# Smooth approximation of $\max(f_1(x),f_2(x),\cdots,f_n(x))$

In the GAMS documentation concerning non-smooth optimization I found the following statement:

A smooth approximation for $$\max(f(x),g(y))$$ is as in the following example code:

[f(x) + g(y) + sqrt(sqr(f(x)-g(y)) + sqr(delta))] /2 where delta a small number.

Does something similar exist for $$\max(f_1(x),f_2(x),\cdots,f_n(x))$$?

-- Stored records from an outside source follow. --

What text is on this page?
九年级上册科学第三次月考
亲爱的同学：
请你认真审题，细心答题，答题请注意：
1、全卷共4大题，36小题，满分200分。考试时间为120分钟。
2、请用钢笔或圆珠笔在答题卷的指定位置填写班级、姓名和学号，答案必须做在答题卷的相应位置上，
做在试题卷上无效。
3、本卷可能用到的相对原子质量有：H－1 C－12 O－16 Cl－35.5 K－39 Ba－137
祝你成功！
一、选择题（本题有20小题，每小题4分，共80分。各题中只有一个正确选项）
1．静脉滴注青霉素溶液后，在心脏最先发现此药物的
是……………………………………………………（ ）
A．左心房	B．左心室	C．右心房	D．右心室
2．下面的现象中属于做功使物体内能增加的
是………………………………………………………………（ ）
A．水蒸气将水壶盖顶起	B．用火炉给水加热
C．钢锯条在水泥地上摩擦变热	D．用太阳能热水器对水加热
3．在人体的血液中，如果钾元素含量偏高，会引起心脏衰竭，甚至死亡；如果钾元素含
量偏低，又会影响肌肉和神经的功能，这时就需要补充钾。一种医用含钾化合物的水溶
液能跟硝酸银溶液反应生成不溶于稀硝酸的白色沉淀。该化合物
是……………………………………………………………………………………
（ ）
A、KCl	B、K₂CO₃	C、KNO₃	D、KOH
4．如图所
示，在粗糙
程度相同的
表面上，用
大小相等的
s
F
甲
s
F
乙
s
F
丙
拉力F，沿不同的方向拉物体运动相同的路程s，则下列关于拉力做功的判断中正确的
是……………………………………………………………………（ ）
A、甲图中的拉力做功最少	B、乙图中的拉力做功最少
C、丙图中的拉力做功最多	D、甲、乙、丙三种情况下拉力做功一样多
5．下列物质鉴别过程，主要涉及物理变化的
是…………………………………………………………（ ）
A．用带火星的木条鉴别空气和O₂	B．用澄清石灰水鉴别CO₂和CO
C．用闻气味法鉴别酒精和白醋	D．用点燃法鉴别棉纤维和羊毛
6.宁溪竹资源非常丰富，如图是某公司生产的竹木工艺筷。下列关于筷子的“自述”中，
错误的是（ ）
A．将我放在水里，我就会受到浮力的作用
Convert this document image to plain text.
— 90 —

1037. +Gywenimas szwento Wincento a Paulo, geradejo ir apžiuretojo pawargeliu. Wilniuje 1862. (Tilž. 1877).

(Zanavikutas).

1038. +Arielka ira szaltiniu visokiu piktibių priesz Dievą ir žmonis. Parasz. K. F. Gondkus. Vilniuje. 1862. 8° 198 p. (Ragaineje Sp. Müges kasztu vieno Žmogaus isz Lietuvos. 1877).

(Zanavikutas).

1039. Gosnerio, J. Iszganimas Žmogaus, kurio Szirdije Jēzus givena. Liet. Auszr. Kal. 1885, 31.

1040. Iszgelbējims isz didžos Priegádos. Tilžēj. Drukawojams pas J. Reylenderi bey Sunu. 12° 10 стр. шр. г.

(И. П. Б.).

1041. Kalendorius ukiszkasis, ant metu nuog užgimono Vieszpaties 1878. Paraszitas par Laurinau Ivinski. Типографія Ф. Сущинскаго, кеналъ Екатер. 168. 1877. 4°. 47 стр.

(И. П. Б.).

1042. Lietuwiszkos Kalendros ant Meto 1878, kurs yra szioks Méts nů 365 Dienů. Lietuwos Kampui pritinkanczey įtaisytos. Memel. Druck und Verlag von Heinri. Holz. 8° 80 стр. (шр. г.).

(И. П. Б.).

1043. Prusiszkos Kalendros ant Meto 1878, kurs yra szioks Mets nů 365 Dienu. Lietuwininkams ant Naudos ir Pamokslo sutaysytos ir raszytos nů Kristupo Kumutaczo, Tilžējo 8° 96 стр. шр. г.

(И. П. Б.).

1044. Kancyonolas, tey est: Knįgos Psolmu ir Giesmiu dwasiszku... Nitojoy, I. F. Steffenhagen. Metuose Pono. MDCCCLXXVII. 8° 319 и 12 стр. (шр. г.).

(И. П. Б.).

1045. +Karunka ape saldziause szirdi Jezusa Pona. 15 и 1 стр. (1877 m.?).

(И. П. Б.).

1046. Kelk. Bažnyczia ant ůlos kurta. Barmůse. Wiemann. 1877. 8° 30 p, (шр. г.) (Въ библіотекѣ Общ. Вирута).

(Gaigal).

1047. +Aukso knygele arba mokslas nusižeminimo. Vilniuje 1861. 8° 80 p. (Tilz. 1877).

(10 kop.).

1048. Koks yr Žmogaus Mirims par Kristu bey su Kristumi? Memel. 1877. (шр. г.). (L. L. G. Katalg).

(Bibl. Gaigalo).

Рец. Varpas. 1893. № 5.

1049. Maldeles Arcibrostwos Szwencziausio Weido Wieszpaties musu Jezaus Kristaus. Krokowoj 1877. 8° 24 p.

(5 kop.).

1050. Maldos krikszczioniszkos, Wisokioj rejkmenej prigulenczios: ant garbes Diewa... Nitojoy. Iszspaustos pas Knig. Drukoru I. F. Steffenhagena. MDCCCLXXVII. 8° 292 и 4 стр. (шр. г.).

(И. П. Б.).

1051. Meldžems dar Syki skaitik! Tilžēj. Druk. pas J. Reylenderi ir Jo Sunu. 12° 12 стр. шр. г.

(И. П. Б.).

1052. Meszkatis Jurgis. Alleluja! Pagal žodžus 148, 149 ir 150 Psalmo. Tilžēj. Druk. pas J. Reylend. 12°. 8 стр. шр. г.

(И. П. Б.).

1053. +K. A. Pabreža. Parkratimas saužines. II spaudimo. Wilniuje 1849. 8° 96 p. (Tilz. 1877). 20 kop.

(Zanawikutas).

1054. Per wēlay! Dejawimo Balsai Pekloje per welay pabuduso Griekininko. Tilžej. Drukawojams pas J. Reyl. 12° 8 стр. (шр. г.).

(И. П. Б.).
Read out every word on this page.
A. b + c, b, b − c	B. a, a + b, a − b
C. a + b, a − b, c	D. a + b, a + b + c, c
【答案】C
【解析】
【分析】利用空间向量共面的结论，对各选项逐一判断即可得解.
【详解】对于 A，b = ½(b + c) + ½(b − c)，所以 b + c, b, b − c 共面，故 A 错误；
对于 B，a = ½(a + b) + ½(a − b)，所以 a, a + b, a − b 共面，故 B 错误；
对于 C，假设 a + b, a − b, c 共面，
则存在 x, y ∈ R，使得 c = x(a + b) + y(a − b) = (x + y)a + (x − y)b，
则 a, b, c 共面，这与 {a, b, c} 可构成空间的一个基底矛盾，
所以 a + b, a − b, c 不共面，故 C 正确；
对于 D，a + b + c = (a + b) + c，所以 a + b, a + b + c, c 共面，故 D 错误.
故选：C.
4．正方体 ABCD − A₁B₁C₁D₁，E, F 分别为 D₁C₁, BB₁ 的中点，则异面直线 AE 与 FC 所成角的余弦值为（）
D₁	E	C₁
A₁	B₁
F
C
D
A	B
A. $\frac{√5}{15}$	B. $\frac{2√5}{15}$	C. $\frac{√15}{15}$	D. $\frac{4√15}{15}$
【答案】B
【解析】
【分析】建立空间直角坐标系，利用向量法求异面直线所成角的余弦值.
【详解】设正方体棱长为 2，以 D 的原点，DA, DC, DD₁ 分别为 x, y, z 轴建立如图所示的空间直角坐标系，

• Depending on how you want to use the $\max$, you might be able to linearize exactly. Feb 21, 2021 at 0:49
• $\max\left(x_0,x_1,\ldots,x_n\right) = \max\left(x_0,\max\left(x_1,\max\left(\ldots,x_n\right)\right)\right) .$
– Nat
Feb 21, 2021 at 5:29
• @RobPratt Hi Rob, I would like to avoid ending up with an MILP because of the difficulties associated with MILPs. The question is if I can win anything out of staying in the NLP domain. Probably not, because I will have to deal with a global optimization problem, but I would like to give it a try. Feb 21, 2021 at 9:49
• @Nat That is going to be a nightmare when it comes to implemention. Feb 21, 2021 at 9:54
• @RobPratt It is a set of constraints in the form $Max (x_1,..,x_n) = f(x_1,x_2,...,x_n)$ where $f(x_1,x_2,...,x_n)$ is a linear function. I can linearize these constraints as explained for example here getting a MILP. The formulation doesn´t help me in avoiding an MILP model. Feb 21, 2021 at 18:11

Indeed, there exists numerous smooth approximations for the max function. One of the most well known approximation is the Kreisselmeier-Steinhauser (KS) functional, that approximates the non-smooth functional $$\max(f_1(x), \cdots, f_n(x))$$ with the smooth functional $$KS(f_1, \cdots, f_n; \rho) = \frac{1}{\rho} \log{\sum_{i=1}^n w_i e^{\rho f_i} } = \max_i f_i \; + \; \frac{1}{\rho} \log{\sum_{i=1}^n w_i e^{\rho (f_i - \max_i(f_i))} }$$ with $$\rho>0$$ and $$w_1, \cdots, w_n$$ given (positive) weights.
• $$KS(f_1, \cdots, f_n; \rho) > \max_i(f_i)$$ for all $$\rho >0$$
• $$\lim_{\rho \to +\infty} KS(f_1, \cdots, f_n; \rho) \to \max_i(f_i)$$
• $$\max_i(f_i) < KS(f_1, \cdots, f_n; \rho) \leq \max_i(f_i) + \frac{\log(n)}{\rho}$$